There is also the inevitable creepy feeling of cultishness in all this talk of the primacy of spiritual community. Warren is calling on people to surrender a huge part of their energy, their autonomy, and their money (oh yes, Warren mentions that specifically, and rather often) to the church and the church leaders. Again, I agree with Warren's basic position; I think everyone does need a spiritual community of some kind, and that a genuine community will require sacrifice. At the same time, I think most people will feel uneasy about all this talk of surrendering to a collective that is specifically authorized by God. The line between dynamic community and mindless conformity is all too thin, and it's only the slightest of nudges before the demands of the church leader becomes the commands of God.

Part of that uneasiness is justified, and part of it is a natural part of the spiritual life. People are perfectly willing to surrender their lives to Jesus, because Jesus does not make a habit of showing up and asking them to change their lives. Surrender sounds absolutely great in the abstract. Preachers, however, do make it their business to ask people to change their lives, and puts very concrete demands on the believer. Suddenly surrender doesn't sound so hot. Suddenly surrender means real sacrifice, and faith is no longer faith in abstract good, but real trust that something good is going to come out of these sacrifices.

Surrender is a primary theme of the Christian faith.
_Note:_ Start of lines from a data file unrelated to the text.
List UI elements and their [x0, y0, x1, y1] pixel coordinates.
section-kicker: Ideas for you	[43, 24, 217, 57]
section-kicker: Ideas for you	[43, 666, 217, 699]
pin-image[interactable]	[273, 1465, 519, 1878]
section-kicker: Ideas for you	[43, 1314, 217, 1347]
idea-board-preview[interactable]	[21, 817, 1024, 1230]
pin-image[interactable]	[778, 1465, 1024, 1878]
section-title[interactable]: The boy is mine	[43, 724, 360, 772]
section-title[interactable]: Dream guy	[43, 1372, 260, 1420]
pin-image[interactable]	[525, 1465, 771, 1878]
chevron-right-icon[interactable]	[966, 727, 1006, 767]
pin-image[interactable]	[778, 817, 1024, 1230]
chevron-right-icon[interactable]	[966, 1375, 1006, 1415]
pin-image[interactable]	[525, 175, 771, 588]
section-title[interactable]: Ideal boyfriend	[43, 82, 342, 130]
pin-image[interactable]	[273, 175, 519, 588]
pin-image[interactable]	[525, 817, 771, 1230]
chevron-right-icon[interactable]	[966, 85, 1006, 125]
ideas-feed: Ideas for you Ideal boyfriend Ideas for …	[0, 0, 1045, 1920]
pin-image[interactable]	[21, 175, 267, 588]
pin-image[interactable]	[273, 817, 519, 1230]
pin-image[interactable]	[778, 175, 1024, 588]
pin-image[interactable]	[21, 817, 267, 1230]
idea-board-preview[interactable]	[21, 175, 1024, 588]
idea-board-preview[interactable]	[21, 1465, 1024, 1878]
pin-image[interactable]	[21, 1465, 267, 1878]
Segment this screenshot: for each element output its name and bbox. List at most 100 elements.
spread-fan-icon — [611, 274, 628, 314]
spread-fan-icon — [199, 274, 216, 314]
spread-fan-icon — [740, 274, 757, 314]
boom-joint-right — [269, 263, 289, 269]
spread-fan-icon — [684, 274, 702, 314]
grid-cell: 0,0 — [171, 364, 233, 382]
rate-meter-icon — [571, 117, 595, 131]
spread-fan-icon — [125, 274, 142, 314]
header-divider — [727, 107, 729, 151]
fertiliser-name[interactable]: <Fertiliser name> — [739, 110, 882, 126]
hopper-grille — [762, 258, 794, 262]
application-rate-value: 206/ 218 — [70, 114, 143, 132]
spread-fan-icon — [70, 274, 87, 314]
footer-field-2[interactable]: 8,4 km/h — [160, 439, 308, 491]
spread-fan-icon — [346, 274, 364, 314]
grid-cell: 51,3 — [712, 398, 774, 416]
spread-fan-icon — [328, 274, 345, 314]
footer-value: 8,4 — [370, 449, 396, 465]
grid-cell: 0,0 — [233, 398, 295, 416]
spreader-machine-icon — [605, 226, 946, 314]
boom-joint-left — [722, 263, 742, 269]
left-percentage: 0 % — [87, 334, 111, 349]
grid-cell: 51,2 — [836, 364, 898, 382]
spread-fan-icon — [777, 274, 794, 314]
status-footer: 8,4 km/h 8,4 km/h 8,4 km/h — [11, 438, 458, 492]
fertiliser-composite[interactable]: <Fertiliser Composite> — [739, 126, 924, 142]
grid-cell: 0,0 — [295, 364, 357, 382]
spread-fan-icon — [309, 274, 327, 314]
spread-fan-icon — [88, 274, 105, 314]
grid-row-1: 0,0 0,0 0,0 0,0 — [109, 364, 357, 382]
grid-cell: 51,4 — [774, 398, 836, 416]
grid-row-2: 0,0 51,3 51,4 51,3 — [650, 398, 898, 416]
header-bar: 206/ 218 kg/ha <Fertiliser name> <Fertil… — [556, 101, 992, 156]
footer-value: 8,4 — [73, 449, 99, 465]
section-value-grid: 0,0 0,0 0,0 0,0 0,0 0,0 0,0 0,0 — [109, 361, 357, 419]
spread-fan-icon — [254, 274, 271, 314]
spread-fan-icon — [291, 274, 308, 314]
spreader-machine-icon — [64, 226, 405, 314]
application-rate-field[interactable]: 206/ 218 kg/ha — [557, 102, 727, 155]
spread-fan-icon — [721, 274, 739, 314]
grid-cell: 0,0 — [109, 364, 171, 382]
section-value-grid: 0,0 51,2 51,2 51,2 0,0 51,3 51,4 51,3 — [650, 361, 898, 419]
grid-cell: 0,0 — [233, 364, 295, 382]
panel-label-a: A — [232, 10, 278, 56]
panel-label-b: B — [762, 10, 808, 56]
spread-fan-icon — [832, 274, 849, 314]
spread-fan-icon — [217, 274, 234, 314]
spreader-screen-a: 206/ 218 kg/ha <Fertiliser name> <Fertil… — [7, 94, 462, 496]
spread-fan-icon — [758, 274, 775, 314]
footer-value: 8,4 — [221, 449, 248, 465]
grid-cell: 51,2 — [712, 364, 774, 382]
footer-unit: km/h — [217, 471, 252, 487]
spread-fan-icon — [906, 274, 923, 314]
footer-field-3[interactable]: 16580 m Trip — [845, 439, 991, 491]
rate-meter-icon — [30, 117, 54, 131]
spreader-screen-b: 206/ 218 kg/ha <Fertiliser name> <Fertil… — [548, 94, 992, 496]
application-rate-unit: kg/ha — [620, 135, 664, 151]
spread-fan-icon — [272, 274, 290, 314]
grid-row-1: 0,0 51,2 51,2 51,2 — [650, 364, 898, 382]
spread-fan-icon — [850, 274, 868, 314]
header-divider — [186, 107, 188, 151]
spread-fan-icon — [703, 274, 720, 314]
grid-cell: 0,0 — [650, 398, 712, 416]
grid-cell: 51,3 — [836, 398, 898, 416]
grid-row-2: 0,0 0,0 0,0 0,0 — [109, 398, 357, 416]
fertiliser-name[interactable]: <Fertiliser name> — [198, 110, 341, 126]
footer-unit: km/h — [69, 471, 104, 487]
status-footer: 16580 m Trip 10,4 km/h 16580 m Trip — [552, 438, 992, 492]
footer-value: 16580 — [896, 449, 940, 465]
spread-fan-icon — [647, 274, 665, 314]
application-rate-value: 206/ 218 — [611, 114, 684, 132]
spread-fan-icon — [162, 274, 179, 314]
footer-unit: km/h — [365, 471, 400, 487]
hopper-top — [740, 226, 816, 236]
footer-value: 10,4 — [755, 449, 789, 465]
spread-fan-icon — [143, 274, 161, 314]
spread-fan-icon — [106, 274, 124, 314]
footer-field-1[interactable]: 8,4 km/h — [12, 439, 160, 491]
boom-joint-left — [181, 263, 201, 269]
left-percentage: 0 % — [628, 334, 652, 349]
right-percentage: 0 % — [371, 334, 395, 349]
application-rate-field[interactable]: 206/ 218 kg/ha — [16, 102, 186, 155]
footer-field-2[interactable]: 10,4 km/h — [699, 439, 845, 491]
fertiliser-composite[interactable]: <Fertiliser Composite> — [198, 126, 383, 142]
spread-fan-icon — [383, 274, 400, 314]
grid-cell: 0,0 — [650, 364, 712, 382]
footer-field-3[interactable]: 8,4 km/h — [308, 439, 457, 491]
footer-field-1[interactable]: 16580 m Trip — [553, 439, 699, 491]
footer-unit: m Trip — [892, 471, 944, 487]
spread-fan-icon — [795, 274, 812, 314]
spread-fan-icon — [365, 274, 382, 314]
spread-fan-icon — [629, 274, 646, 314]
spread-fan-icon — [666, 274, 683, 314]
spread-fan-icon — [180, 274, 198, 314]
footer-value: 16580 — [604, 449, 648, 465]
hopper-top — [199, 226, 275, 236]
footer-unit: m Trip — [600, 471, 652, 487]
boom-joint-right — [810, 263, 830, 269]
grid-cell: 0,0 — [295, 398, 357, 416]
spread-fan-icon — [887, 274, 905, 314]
And yet, every time it comes up, I have to ask, "What, exactly, are you surrendering to?" If your surrender is an abstract sacrifice to an abstract God, I suspect you might not have given up anything at all. But if that commitment has some teeth, and asks you to do things you wouldn't have done on your own, then it has real meaning. Joining a spiritual community does not assure you that you are getting closer to God, but it definitely will put some teeth into you spiritual life.